Anstatt die bisherige Finanzreserve für die Flüchtlingskosten von bisher knapp 13 Milliarden Euro nochmals aufzustocken, sollte das zusätzliche Geld zur Schuldentilgung genutzt werden, sagte ein enger Schäuble-Mitarbeiter im Finanzministerium.
Ein entsprechender Vorschlag zur Änderung der Etatvorgaben werde dem Parlament unterbreitet. Jetzt sei weder die Zeit für eine Steuerdebatte noch für neue Begehrlichkeiten an anderer Stelle, wurde betont. Die Schuldentilgung sei die sinnvollste Maßnahme und ein Signal an die internationalen Partner.
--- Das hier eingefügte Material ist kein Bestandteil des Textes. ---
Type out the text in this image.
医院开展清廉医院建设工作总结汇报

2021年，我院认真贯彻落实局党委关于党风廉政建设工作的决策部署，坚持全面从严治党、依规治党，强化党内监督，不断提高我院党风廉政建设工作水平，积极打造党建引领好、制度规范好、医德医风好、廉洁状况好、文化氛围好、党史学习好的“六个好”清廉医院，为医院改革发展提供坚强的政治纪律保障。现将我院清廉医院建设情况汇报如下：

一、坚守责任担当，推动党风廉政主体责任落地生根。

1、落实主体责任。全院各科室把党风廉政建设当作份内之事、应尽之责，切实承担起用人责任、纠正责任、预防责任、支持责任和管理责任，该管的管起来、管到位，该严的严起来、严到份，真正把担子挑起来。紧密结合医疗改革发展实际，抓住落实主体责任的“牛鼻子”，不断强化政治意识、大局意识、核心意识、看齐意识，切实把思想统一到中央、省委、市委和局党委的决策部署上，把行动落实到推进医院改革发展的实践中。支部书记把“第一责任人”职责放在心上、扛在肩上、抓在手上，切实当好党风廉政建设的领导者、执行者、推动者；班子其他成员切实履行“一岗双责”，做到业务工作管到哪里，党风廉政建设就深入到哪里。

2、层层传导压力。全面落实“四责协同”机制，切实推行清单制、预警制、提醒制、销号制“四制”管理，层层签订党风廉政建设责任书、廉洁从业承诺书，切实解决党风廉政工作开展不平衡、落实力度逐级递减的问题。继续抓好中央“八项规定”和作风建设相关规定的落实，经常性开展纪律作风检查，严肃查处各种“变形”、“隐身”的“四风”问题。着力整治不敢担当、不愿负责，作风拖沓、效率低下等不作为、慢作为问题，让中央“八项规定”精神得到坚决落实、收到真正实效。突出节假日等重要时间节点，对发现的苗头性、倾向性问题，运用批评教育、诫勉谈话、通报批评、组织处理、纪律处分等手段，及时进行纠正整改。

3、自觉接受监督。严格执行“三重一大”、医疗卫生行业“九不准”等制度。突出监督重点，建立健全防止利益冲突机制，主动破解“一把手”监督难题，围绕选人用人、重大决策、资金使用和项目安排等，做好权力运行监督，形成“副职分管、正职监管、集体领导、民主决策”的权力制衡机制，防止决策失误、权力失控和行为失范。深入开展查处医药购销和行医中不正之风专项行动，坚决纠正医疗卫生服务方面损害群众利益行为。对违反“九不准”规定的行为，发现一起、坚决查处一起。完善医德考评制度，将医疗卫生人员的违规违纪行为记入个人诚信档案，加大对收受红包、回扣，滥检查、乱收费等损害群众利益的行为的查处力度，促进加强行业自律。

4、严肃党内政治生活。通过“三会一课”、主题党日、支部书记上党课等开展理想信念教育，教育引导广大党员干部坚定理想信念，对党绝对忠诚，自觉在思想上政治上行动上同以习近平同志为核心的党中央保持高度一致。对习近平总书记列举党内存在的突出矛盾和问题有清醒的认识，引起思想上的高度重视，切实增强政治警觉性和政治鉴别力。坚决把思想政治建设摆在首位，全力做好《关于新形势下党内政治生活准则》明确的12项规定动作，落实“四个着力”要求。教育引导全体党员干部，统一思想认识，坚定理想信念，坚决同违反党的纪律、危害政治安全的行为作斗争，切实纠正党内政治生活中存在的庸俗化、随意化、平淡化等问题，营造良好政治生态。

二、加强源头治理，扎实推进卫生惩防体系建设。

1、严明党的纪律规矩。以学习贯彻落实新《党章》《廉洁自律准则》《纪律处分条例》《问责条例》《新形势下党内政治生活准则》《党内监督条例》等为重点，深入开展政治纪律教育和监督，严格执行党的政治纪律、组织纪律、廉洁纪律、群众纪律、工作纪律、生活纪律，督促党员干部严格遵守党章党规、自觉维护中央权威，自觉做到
Der Bund steht mit gut 1,27 Billionen Euro in der Kreide.
Heftige Attacke der SPD
Scharfer Widerspruch kam vom Koalitionspartner. "Mit seinem Tilgungs-Fetisch würgt Herr Schäuble dringend benötigte Investitionen in die Zukunft unseres Landes ab", sagte SPD-Generalsekretärin Katarina Barley. Schäuble solle Geld bereitstellen, um gammelige Schulen und marode Brücken zu sanieren sowie das schnelle Internet auf dem Land auszubauen.
Es sei "völlig irrsinnig, den Sanierungs- und Investitionsstau immer weiter anwachsen zu lassen", meinte Barley. Dieser Kurs von Schäuble und der Union werde die Bürger teuer zu stehen kommen.
Ähnlich äußerte sich der stellvertretende Vorsitzende der SPD-Fraktion im Bundestag, Carsten Schneider: Zahlreiche Studien kämen zum Schluss, dass Deutschland eine erhebliche Investitionslücke aufweise. Deshalb komme es darauf an "Gelder zur Verbesserung der Leistungsfähigkeit unseres Landes" einzusetzen.
Gute Wirtschaftslage
Die hohen Steuereinnahmen sind auch Folge des robusten Wirtschaftswachstums. 2016 wuchs die deutsche Wirtschaft um 1,9 Prozent und damit - trotz Brexit-Schock - stärker, als in den ebenfalls guten Vorjahren. 2015 war das Bruttoinlandsprodukt (BIP) um 1,7 Prozent gestiegen, im Jahr davor um 1,6 Prozent.
Das Statistische Bundesamt wies für den Bund einen Überschuss von 10,4 Milliarden Euro aus. Dass er höher ausfällt, liegt an unterschiedlichen Berechnungsmethoden. So beziehen die Statistiker unter anderem auch die für 2016 zusätzlich geplanten 3,5 Milliarden Euro für Kommunalinvestitionen in das Plus des Bundes ein. Dieses Geld ist 2016 noch nicht abgeflossen.
Es ist der zweite Etat-Überschuss des Bundes in Folge. Das Plus fällt um etwa die Hälfte geringer aus als 2015. Eigentlich müsste der Etat-Überschuss nach den geltenden Regeln automatisch in die bereits gebildete Rücklage für die Finanzierung der Flüchtlingskosten fließen.